[gnso-rds-pdp-wg] Principle on Proportionality for "Thin Data"access
Volker Greimann
vgreimann at key-systems.net
Wed May 31 15:57:40 UTC 2017
Am 31.05.2017 um 17:43 schrieb allison nixon:
>
> Domains are generally not as valuable, but there is another debate
> here- it is not purely an issue of privacy vs security. It is an issue
> of privacy vs the concept of property ownership. If your identity is
> not associated with your domain in any verifiable way, do you have a
> valid claim to the property? If it is all up to the registrar saying
> "trust me", what assurances exist against a hack, hijack, ownership
> dispute, or malicious registrar?
The same assurances as exist in any other transaction: You can always
sue the other party for breach of contract.

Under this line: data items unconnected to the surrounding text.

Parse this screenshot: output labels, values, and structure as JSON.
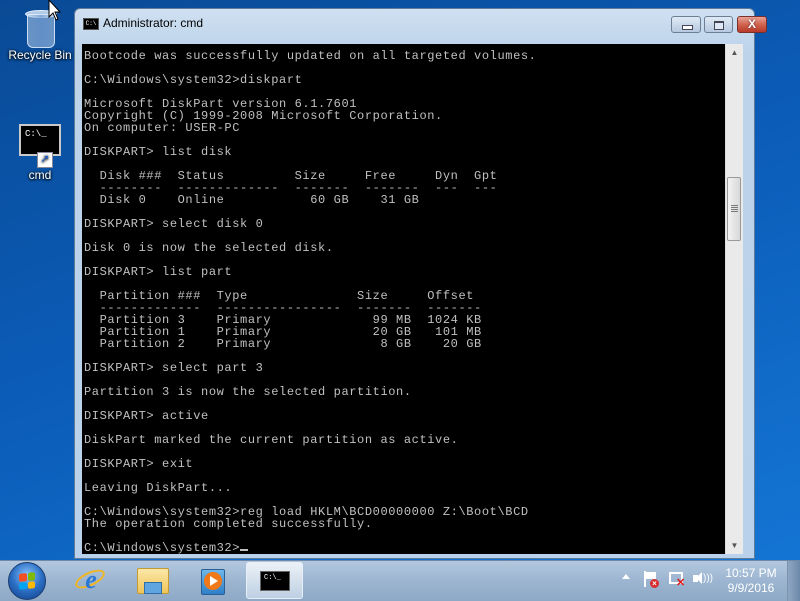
{
  "desktop": {
    "icons": [
      {
        "label": "Recycle Bin",
        "icon": "recycle-bin-icon"
      },
      {
        "label": "cmd",
        "icon": "cmd-shortcut-icon"
      }
    ]
  },
  "window": {
    "title": "Administrator: cmd",
    "icon": "cmd-icon",
    "controls": {
      "minimize": "minimize",
      "maximize": "maximize",
      "close": "close"
    },
    "close_glyph": "X",
    "console_lines": [
      "Bootcode was successfully updated on all targeted volumes.",
      "",
      "C:\\Windows\\system32>diskpart",
      "",
      "Microsoft DiskPart version 6.1.7601",
      "Copyright (C) 1999-2008 Microsoft Corporation.",
      "On computer: USER-PC",
      "",
      "DISKPART> list disk",
      "",
      "  Disk ###  Status         Size     Free     Dyn  Gpt",
      "  --------  -------------  -------  -------  ---  ---",
      "  Disk 0    Online           60 GB    31 GB",
      "",
      "DISKPART> select disk 0",
      "",
      "Disk 0 is now the selected disk.",
      "",
      "DISKPART> list part",
      "",
      "  Partition ###  Type              Size     Offset",
      "  -------------  ----------------  -------  -------",
      "  Partition 3    Primary             99 MB  1024 KB",
      "  Partition 1    Primary             20 GB   101 MB",
      "  Partition 2    Primary              8 GB    20 GB",
      "",
      "DISKPART> select part 3",
      "",
      "Partition 3 is now the selected partition.",
      "",
      "DISKPART> active",
      "",
      "DiskPart marked the current partition as active.",
      "",
      "DISKPART> exit",
      "",
      "Leaving DiskPart...",
      "",
      "C:\\Windows\\system32>reg load HKLM\\BCD00000000 Z:\\Boot\\BCD",
      "The operation completed successfully.",
      ""
    ],
    "prompt": "C:\\Windows\\system32>",
    "colors": {
      "console_bg": "#000000",
      "console_fg": "#c0c0c0"
    }
  },
  "taskbar": {
    "items": [
      {
        "name": "start",
        "icon": "windows-logo-icon"
      },
      {
        "name": "internet-explorer",
        "icon": "internet-explorer-icon",
        "glyph": "e"
      },
      {
        "name": "windows-explorer",
        "icon": "folder-icon"
      },
      {
        "name": "windows-media-player",
        "icon": "media-player-icon"
      },
      {
        "name": "cmd",
        "icon": "cmd-icon",
        "glyph": "C:\\_",
        "active": true
      }
    ],
    "tray": {
      "icons": [
        "show-hidden-icons",
        "action-center-error-icon",
        "network-disconnected-icon",
        "volume-icon"
      ],
      "time": "10:57 PM",
      "date": "9/9/2016"
    }
  },
  "desktop_icon_text": {
    "cmd_glyph": "C:\\_"
  }
}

But you are right, there is no reliable surefire verifiable way to
associate the registrant of a domain name with his legal rights to that
name. As registrar, we have to trust - to a certain extent - that the
information provided by the registrant about himself is correct.
Whenever he uses the right access credentials to his account, we have to
trust he is the person who owns that account and is authorized to make
modifications to the domains. When he opens an account, we have to trust
he is who he says he is. When he registers a domain for himself or a
third party, we have to trust his identity or right to request that
registration.
When he uses a payment method, we have to trust that the security of
that payment method has not been breached / that payment method is used
by the person entitled to use it.
Unless you require people walking into the registrars' officies for
every transaction, this is a fact of life.
Best,
Volker
>
> Broader issues exist than only privacy. The overemphasis on privacy by
> this group is beyond absurd
>
> On Wed, May 31, 2017 at 11:20 AM, Chris Pelling <chris at netearth.net
> <mailto:chris at netearth.net>> wrote:
>
> John,
>
> I refer you to my original email, the question was how could it be
> abused, I gave an answer, I did not expect hours or reading on
> that answer - but it was a fair answer, maybe an edge case, but
> still a correct answer.
>
> I have not said anything about privacy, all I said was this can
> gain you an email address by working the system.
>
> Similar someone (I think you Paul) said there is no correlation
> between IP address and getting personal data (something along that
> line) - thats wrong too, as the RIR's hold records, LIRs populate
> that date held by RIRs and depending on how and when this was
> updated, could provide personal information (more likely company /
> corporate info) because in the old days (talking 20 years ago now)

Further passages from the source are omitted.